The Atlanta Journal-Constitution
Influential group to rate 5,600 surgery centers
The influential Leapfrog Group, which grades nearly 2,000 U.S. hospitals, is launching a national survey to evaluate the safety and quality of up to 5,600 surgery centers that perform millions of outpatient procedures every year.
The group now issues hospitals an overall letter grade and evaluates how hospitals handle myriad problems, from infections to collapsed lungs to dangerous blood clots — helping patients decide where to seek care.
The new surgery center effort will focus on staffing, surgical outcomes and patient experience in facilities that are performing increasingly complex procedures and seeing more aging patients. The grades will also cover surgery centers’ closest competitor, hospital outpatient departments.
Leah Binder, Leapfrog Group’s chief executive, said she wants to fill gaps in information about same-day surgery, which employers and health plans have embraced for its lower costs.
Employers, she said, “don’t have enough information on quality and safety of that care.”
Binder said a recent Kaiser Health News/USA Today Network investigation highlighted the need for independent information about surgery centers. The investigation found that since 2013, more than 260 patients died after care at centers that lacked appropriate lifesaving equipment, operated on very fragile patients or sent people home before they fully recovered.

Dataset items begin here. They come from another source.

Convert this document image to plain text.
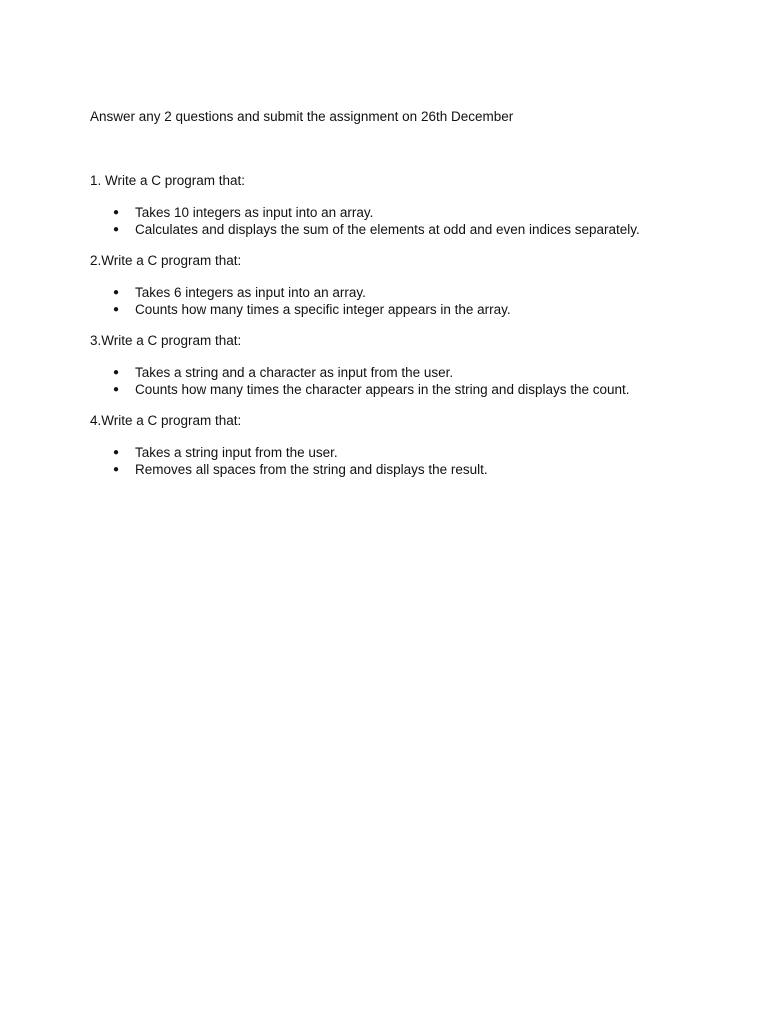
Answer any 2 questions and submit the assignment on 26th December

1. Write a C program that:

● Takes 10 integers as input into an array.
● Calculates and displays the sum of the elements at odd and even indices separately.

2.Write a C program that:

● Takes 6 integers as input into an array.
● Counts how many times a specific integer appears in the array.

3.Write a C program that:

● Takes a string and a character as input from the user.
● Counts how many times the character appears in the string and displays the count.

4.Write a C program that:

● Takes a string input from the user.
● Removes all spaces from the string and displays the result.
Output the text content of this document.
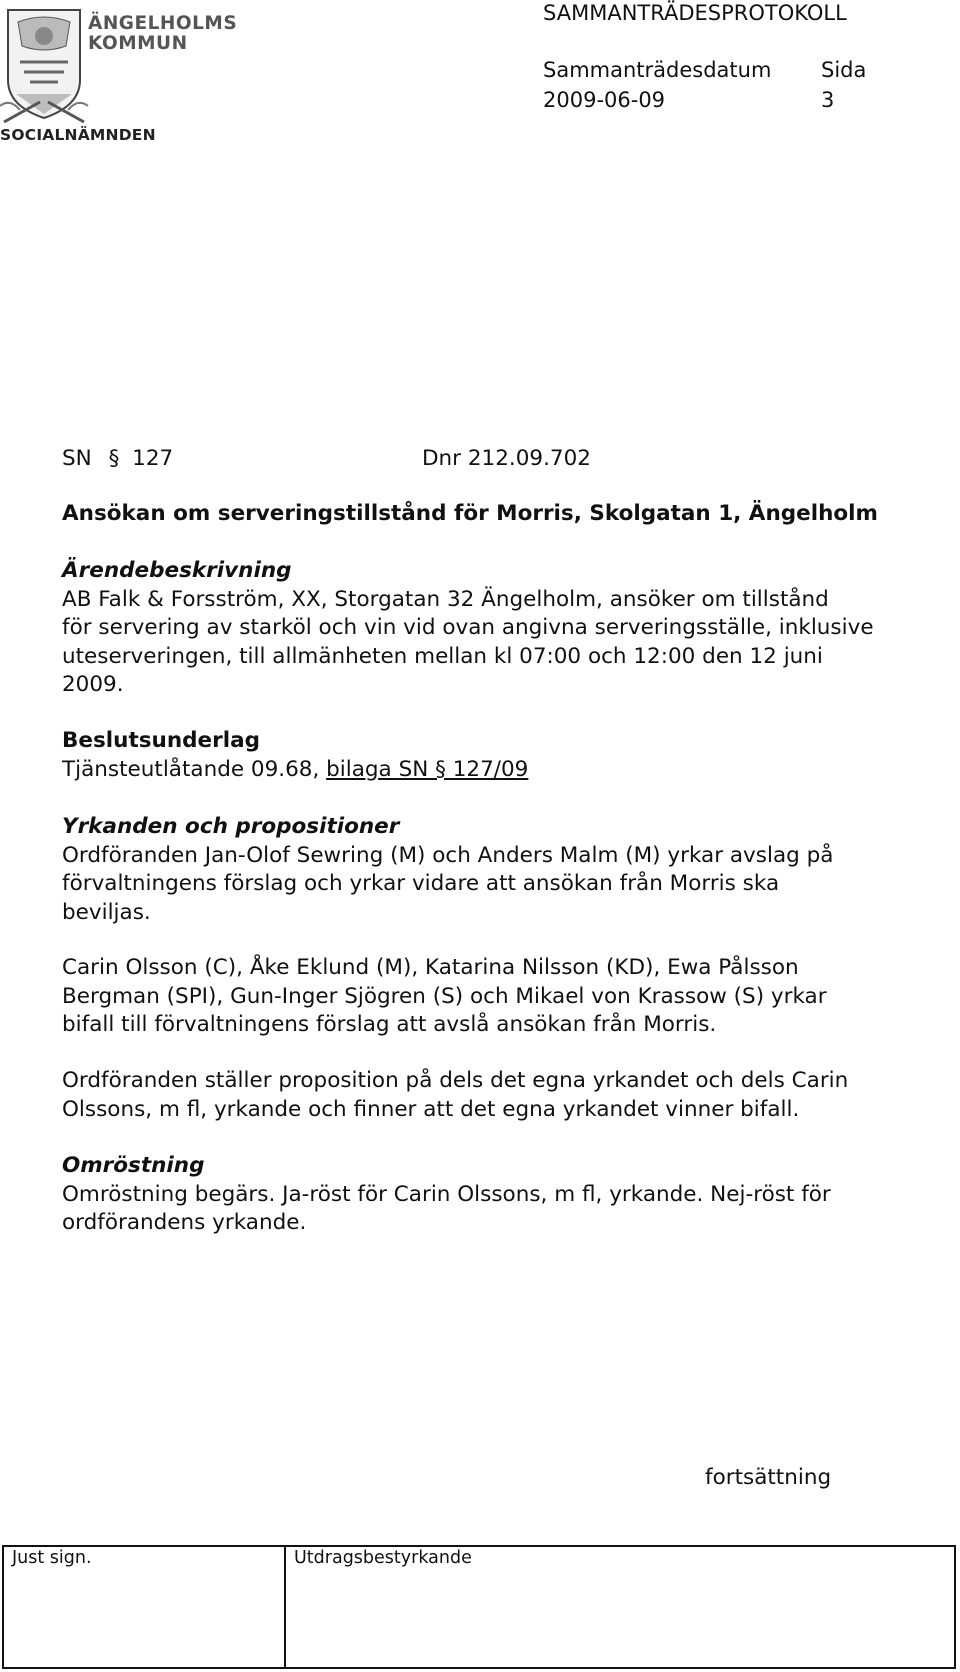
ÄNGELHOLMS
KOMMUN
SOCIALNÄMNDEN
SAMMANTRÄDESPROTOKOLL
Sammanträdesdatum Sida
2009-06-09	3
SN § 127	Dnr 212.09.702
Ansökan om serveringstillstånd för Morris, Skolgatan 1, Ängelholm
Ärendebeskrivning
AB Falk & Forsström, XX, Storgatan 32 Ängelholm, ansöker om tillstånd
för servering av starköl och vin vid ovan angivna serveringsställe, inklusive
uteserveringen, till allmänheten mellan kl 07:00 och 12:00 den 12 juni
2009.
Beslutsunderlag
Tjänsteutlåtande 09.68, bilaga SN § 127/09
Yrkanden och propositioner
Ordföranden Jan-Olof Sewring (M) och Anders Malm (M) yrkar avslag på
förvaltningens förslag och yrkar vidare att ansökan från Morris ska
beviljas.
Carin Olsson (C), Åke Eklund (M), Katarina Nilsson (KD), Ewa Pålsson
Bergman (SPI), Gun-Inger Sjögren (S) och Mikael von Krassow (S) yrkar
bifall till förvaltningens förslag att avslå ansökan från Morris.
Ordföranden ställer proposition på dels det egna yrkandet och dels Carin
Olssons, m fl, yrkande och finner att det egna yrkandet vinner bifall.
Omröstning
Omröstning begärs. Ja-röst för Carin Olssons, m fl, yrkande. Nej-röst för
ordförandens yrkande.
fortsättning
Just sign.	Utdragsbestyrkande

“Your reporting did highlight the real lack of information from the federal government and the need for us to have an independent means of reporting,” Binder said. “People are going in for surgery, and our federal government doesn’t think it’s important to tell us how it’s going.”
The news report was based on inspection reports, lawsuits and data from many states that tally patient deaths but which refuse to note where they occurred. Seventeen other states collect no data on deaths at all.
The new Leapfrog plan will start with a survey of 250 centers in 2019 and include up to 5,600 surgery centers in 2020. At that point, it will publish data on the outcomes of specific procedures, such as total knee replacements, across the hospital outpatient departments and surgery centers nationwide.
The Leapfrog Group is funded by employers and health plans that cover the health care of the half of Americans who get health benefits through their job, Binder said. The organization was founded to shed light on health care quality and safety to help consumers pick high-value providers. It plans to disseminate the new surveys through its 40 business group members that steer millions in health spending.
Bill Prentice, chief executive of the Ambulatory Surgery Center Association, an industry trade group, said he supports the move toward greater transparency. However, he said the work to determine the specific measures is still underway.